La fragilità che è in noi (Eugenio Borgna, 2014)

In cosa consiste la fragilità? Attraverso le pagine di questo libro Borgna cerca di rispondere a questa domanda complessa, poiché la fragilità non si può racchiudere in una definizione. Fa parte della vita e la ritroviamo in diversi momenti della vita, in diverse emozioni, in diverse sensazioni.

Borgna ritiene che la fragilità è una condizione umana che tutti viviamo attraverso le emozioni, le parole, la malattia del corpo e dell’anima, nelle varie fasi della vita fino ad arrivare all’anzianità.

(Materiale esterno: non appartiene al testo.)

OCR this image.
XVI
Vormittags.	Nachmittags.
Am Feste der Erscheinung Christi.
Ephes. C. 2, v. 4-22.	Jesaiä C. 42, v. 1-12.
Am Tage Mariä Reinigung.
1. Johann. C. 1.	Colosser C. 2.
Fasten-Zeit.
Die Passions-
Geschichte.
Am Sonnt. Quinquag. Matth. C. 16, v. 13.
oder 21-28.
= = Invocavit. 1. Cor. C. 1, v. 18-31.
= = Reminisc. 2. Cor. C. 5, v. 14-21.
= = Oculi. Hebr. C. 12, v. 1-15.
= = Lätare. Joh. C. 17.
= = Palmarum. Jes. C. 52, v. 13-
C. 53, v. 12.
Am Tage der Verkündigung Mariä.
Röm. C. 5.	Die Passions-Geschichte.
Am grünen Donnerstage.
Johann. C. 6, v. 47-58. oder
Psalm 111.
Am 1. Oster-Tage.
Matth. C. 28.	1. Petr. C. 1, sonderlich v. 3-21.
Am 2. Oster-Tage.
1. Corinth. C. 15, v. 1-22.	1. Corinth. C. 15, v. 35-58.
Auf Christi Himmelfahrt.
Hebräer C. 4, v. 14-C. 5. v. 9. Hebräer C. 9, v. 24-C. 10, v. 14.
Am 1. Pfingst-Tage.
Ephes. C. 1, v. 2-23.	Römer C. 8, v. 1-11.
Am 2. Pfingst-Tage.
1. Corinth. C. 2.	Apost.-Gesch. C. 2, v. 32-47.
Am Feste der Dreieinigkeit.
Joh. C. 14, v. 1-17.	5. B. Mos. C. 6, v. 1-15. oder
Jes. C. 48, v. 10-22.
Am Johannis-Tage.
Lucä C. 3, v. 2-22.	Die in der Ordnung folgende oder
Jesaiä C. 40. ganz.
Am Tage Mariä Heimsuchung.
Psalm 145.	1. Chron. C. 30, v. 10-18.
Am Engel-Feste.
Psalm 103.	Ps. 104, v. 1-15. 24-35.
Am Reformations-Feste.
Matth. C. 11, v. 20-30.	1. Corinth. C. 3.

Nella prima parte del librro Borgna osserva la fragilità nelle emozioni: timidezza vista come l’emozione che ci fa entrare in relazione con l’Altro; gioia vista come un’emozione interiore che si differenzia dalla felicità e dà un senso alla vita; tristezza vista come un’emozione che fa perdere i punti di riferimento; speranza vista come un’emozione fragile quando sparisce nella dimensione depressiva, ma non muore e può riaffiorare.

Borgna riconosce anche nella malattia la fragilità, poiché rende ancora più fragili ossia si amplifica quella già in seme dentro ognuno di noi. Infatti definisce la follia come una condizione sociale, poiché è una possibilità umana ed è radicata in ciascuno.

Nella seconda parte Borgna affronta la fragilità in due stati umani di profondo cambiamento: l’adolescenza e l’anzianità. Nella prima si prova per il distacco dall’infanzia e c’è il rischio di chiudersi nella solitudine; invece, la condizione anziana spesso è vista con pregiudizio di una vita ormai priva di emozioni e, quindi, viene tolta un po’ di umanità.

Attraverso la lettura di queste pagine si vede la poesia della vita, nella fragilità si possono assaporare valori di sensibilità e di delicatezza che ognuno di noi vive ed è proprio per questo che avvicina la follia ad una normalità che chiunque può vivere.